SBIR-STTR Award

Out-of-autoclave thermoplastic tape/tow placement (TP-ATP) is nearing commercialization but suffers a moderate gap in mechanical properties compared with laminates fabricated via thermoset autoclave processing. Out-of-autoclave thermoplastic processing significantly lowers composite aerospace part costs, but the property gap must be closed. This STTR program, endorsed herein by Boeing and Cytec Engineered Materials, will remedy the mechanical property shortfall and enable large composite aerospace structure important to NASA to be manufactured without an autoclave. Accudyne is teaming with University of Delaware Center for Composite Materials to apply their state-of-the-art TP-ATP process/property models to elucidate the physical mechanisms affecting microstructural quality that cause the property gap. Models will be applied to the NASA LaRC TP-ATP deposition head to optimize the head configuration and machine operating parameters, and the control systems for full mechanical properties. Laminates will be manufactured to demonstrate the property improvements. The process, head, and equipment changes will be upgraded on the NASA-LaRC thermoplastic tape head. In Phase 2, process/head modeling will be extended through laminate fabrication and testing, and a component of interest to NASA will be fabricated demonstrating the improved "autoclave level" mechanical performance.

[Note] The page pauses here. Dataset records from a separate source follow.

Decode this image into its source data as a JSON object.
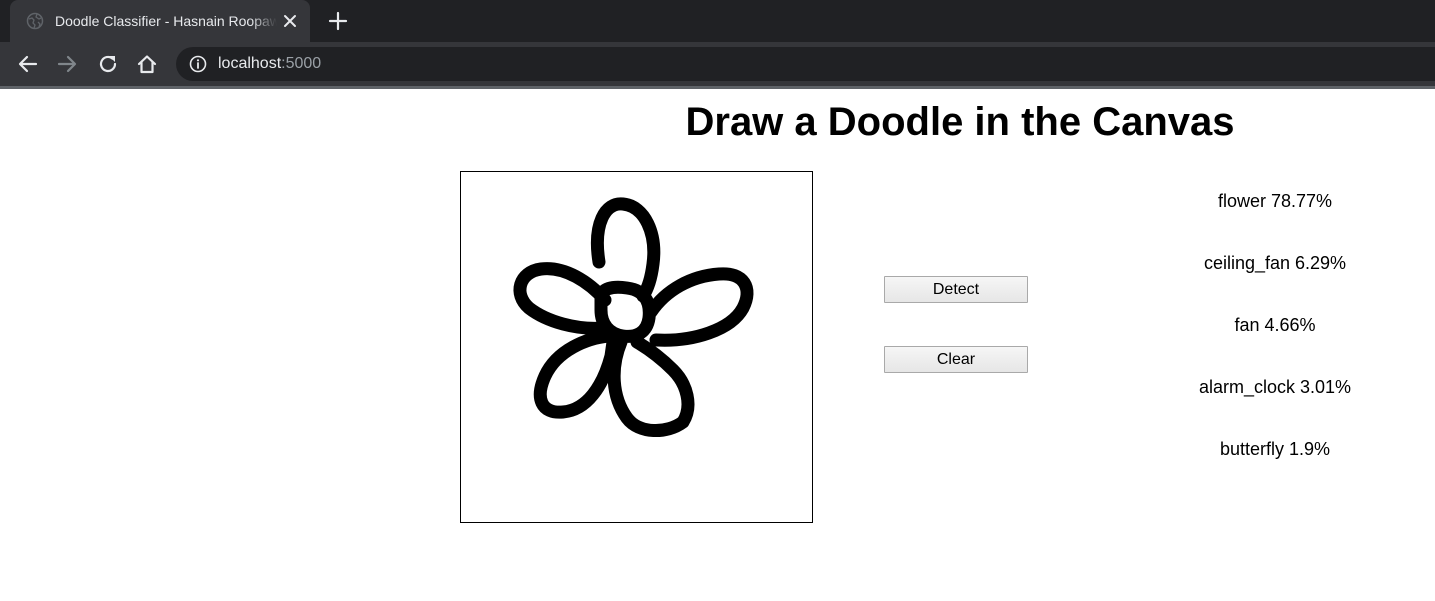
{
  "browser": {
    "tab_title": "Doodle Classifier - Hasnain Roopawalla",
    "url_host": "localhost",
    "url_port": ":5000",
    "icons": [
      "globe-icon",
      "close-icon",
      "plus-icon",
      "back-arrow-icon",
      "forward-arrow-icon",
      "reload-icon",
      "home-icon",
      "info-icon"
    ]
  },
  "page": {
    "title": "Draw a Doodle in the Canvas"
  },
  "controls": {
    "detect_label": "Detect",
    "clear_label": "Clear"
  },
  "predictions": [
    "flower 78.77%",
    "ceiling_fan 6.29%",
    "fan 4.66%",
    "alarm_clock 3.01%",
    "butterfly 1.9%"
  ],
  "colors": {
    "tabstrip": "#202124",
    "toolbar": "#35363a",
    "ink": "#000000"
  }
}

While in the 1970's and 1980's, composites were adopted for aerospace structure for increased performance and weight savings, the 1990's and 2000's witnessed the attention towards cost-effective fabrication. All thermoset processes that utilize such machines rely on autoclaves to consolidate the laminates, at significant acquisition and operational expense. Autoclaves to consolidate wings are hugely expensive. Autoclaves for fuselages are nearly cost-prohibitive (only one exists). Autoclaves for the Ares V do not exist. The marketplace would welcome a proven out-of-autoclave fabrication technology. The tasks in the ASI/UD-CCM STTR phase 1 was to assess the performance of the current TP-ATP heads, do a model based parametric study to determine possible head and process parameter changes and demonstrate an improved understanding of the head, with a goal of autoclave level properties. A set of models for the in situ Automated Tow/Tape Placement (ATP) processes that capture the important process phenomena were developed by UD-CCM. Accudyne then measured the laminate roughness, fabricated samples using a variety of conditions and tested the samples. Testing of the laminates indicate: placing with flat tape and using improved head chilling increases mechanical properties. Compacting with only a ¼ load reduces properties. Using a vacuum bag oven reconsolidation is ineffective, and even reduces mechanical properties. The phase 2 program innovation is to develop and deploy University of Delaware process models to Accudyne's thermoplastic tow and tape placement head to remedy the mechanical property shortfall between the two fabrication processes used to manufacture large composite aerospace structure important to NASA. An additional advantage that would accrue by adopting TP-ATP would be the use of novel thermoplastic materials with thermal stability and toughness far in excess of what thermosetting materials can achieve.